Last edited: Jun 20, 2011
4. Jun 20, 2011

### HallsofIvy

Staff Emeritus
Since it is the fact that it is y- x that is squared and not just x or y that is the problem, let z= y- x. Then z'= y'- 1 so that y'= z'+ 1= z^2. z'= z^2- 1.

Last edited: Jun 20, 2011
5. Jun 20, 2011

### Unit

When you get the answer, make sure you check it by taking the derivative - it's really cool how it works out! :)

6. Jun 20, 2011

### Dickfore

do the subst:
$$z(x) = y(x) - x$$
Then the variables in the new equation can be separated.

7. Jun 21, 2011

### Lindsayyyy

I'm still unsure.

I tried the following, I took the substition from HallsofIvy

$$y'=z^{2}-1$$

Shall I just integrate both sides now? I think this doesn't work, as I still have y and x after the integration on one side.

And I wonder about the following:

I have $$y'=z^{2}-1$$ but when I say I substitute $$x-y=z$$ and insert it in my given equation I have $$y'=z^{2}$$

8. Jun 21, 2011

### Char. Limit

I think you misunderstood. The equation HallsofIvy got to is

$$z' = z^2 - 1$$

Not y'.

9. Jun 21, 2011

### Unit

You performed the substitution incorrectly. If z = y - x, take d/dx of both sides: dz/dx = dy/dx - 1. Since dy/dx = (y - x)^2 = z^2, we have dz/dx = z^2 - 1.

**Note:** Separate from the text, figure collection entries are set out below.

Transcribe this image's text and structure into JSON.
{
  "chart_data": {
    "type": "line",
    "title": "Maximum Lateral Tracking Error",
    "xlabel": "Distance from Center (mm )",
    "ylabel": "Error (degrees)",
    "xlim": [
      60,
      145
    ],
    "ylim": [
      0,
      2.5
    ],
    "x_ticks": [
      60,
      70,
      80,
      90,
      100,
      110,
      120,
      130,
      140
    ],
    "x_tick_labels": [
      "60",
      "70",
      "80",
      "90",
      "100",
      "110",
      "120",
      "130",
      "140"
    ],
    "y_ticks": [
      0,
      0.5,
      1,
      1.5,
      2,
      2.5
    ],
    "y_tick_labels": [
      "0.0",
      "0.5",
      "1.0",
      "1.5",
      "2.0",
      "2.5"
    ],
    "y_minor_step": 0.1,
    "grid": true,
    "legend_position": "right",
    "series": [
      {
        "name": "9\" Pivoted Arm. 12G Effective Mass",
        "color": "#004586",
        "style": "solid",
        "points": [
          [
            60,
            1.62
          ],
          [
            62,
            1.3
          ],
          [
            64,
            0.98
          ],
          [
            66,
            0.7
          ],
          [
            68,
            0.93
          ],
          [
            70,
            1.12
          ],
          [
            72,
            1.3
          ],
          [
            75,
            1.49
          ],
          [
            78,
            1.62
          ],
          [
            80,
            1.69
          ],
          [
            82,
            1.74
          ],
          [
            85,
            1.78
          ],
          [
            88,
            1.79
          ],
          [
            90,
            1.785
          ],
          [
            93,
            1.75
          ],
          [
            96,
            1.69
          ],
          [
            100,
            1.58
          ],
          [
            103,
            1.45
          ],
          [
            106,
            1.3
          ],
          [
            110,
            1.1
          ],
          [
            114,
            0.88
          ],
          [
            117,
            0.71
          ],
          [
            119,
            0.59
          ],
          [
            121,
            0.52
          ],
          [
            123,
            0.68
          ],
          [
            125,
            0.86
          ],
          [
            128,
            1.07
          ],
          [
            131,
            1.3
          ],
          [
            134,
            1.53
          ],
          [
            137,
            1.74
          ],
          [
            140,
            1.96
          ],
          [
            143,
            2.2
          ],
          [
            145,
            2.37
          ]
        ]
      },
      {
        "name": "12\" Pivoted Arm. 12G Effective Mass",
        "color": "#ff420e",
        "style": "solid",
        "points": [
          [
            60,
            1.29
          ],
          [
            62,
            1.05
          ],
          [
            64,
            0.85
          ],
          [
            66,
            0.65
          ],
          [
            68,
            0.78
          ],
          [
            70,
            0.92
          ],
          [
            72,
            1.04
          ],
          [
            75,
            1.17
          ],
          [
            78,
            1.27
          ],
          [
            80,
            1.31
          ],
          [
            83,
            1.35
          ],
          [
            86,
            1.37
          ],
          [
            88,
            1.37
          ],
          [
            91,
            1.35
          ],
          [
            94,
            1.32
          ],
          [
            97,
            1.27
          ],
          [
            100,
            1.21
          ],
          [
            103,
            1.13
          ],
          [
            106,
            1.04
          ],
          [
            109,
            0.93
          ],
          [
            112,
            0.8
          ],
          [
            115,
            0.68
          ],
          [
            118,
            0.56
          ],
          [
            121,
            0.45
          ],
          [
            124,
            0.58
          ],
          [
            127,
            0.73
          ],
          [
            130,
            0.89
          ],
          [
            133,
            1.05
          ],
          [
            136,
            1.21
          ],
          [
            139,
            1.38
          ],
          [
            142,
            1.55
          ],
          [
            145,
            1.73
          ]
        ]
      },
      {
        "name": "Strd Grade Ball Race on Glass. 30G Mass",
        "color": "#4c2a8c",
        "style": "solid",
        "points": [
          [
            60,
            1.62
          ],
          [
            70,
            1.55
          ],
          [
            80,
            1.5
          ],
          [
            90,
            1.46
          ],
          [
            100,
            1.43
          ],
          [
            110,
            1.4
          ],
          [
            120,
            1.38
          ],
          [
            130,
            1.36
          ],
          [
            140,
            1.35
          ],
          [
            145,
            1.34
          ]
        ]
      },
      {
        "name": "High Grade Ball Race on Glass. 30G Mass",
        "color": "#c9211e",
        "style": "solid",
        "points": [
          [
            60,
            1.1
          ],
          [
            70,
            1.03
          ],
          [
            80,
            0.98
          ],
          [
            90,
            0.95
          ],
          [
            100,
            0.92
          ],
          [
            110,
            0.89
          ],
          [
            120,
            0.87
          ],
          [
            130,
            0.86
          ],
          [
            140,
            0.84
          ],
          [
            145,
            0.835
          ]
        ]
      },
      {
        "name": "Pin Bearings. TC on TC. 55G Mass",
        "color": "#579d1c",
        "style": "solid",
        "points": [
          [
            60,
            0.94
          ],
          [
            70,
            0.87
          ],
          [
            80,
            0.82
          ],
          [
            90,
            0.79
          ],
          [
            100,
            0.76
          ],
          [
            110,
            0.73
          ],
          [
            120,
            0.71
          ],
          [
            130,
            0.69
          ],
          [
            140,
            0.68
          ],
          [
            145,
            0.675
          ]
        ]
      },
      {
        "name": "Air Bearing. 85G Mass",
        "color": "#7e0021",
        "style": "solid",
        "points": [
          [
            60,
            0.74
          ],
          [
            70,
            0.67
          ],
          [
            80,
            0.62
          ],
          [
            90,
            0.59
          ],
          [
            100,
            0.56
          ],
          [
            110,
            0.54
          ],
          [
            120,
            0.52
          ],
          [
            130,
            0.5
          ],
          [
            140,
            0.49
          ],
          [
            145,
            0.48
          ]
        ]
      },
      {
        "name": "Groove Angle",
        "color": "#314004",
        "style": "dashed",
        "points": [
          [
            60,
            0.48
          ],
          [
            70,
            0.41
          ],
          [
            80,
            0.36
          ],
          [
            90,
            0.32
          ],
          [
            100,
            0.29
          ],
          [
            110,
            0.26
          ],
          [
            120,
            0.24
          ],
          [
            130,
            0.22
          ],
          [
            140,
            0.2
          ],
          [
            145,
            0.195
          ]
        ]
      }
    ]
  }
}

Now, separate variables and use partial fractions. To separate variables, integrate both sides of f(z) dz = g(x) dx. :)

10. Jun 21, 2011

### Lindsayyyy

Thank you, just to make sure I didn't do any mistakes thus far. I have to do the partial fraction with the following:

$$x= \int \frac1 {z^{2}-1} dz$$

11. Jun 21, 2011

### Unit

Yes. For simplicity's sake, I'd put your constant of integration (+ C) on the x side.

12. Jun 21, 2011

### Lindsayyyy

Wow, it's really embarrassing right now.

My partial fraction looks like:

$$\frac 1 {z^{2}-1} = \frac A {z-1} + \frac B {z+1}$$
$$A= \frac 1 2$$
$$B= -\frac1 2$$

Now I tried to integrate

$$x=\frac1 2 \int{\frac 1 {z-1}}dz - \frac 1 2 \int{\frac 1 {z+1}}dz$$

getting:

$$2x+2c = ln(z-1)-ln(z+1)$$

but the z gets lost when I *exp on both sides. Where's my mistake. It's so frustrating

13. Jun 21, 2011

### Unit

Don't fret. Recall that ln(a) + ln(b) = ln(ab) and ln(a) - ln(b) = ln(a/b).

Also, when you take the exponential of 2x + 2C, let A = e^(2C) for simplicity. Your left side should be Ae^(2x).

14. Jun 21, 2011

### Lindsayyyy

Thanks for the help and patience

my solution looks like this:

I used the ln calculation rule:

whereas, as you said, my A=exp(2c)

$$z=\frac {1-A-e^{2x}} {-1+A+e^{2x}}$$

the only step I have to do now is to resubstitute z with $$z= x-y$$

and solve the equation, bringing y on one side, which would look like this:

$$y=\frac {-1+A+e^{2x}} {1-A-e^{2x}} +x$$

is this correct (and the final answer) ?

15. Jun 21, 2011

### Unit

No, but close. For any base k > 0, k^(a + b) does not equal k^a + k^b; it equals (k^a)(k^b).

Also, we set z = y - x, not z = x - y.

16. Jun 21, 2011

### Lindsayyyy

I should really try to concentrate some more

Another attempt, A=exp(2c) like before

final equation looks like:

$$y =\frac{-1-Ae^{2x}} {-1+Ae^{2x}}+x$$

17. Jun 21, 2011

### Unit

Yes! Well done. One more thing: you could decimate the abundance of minus signs (*shudder*) by multiplying with -1/-1 to get
$$y = \frac{1 + Ae^{2x}}{1 - Ae^{2x}} + x$$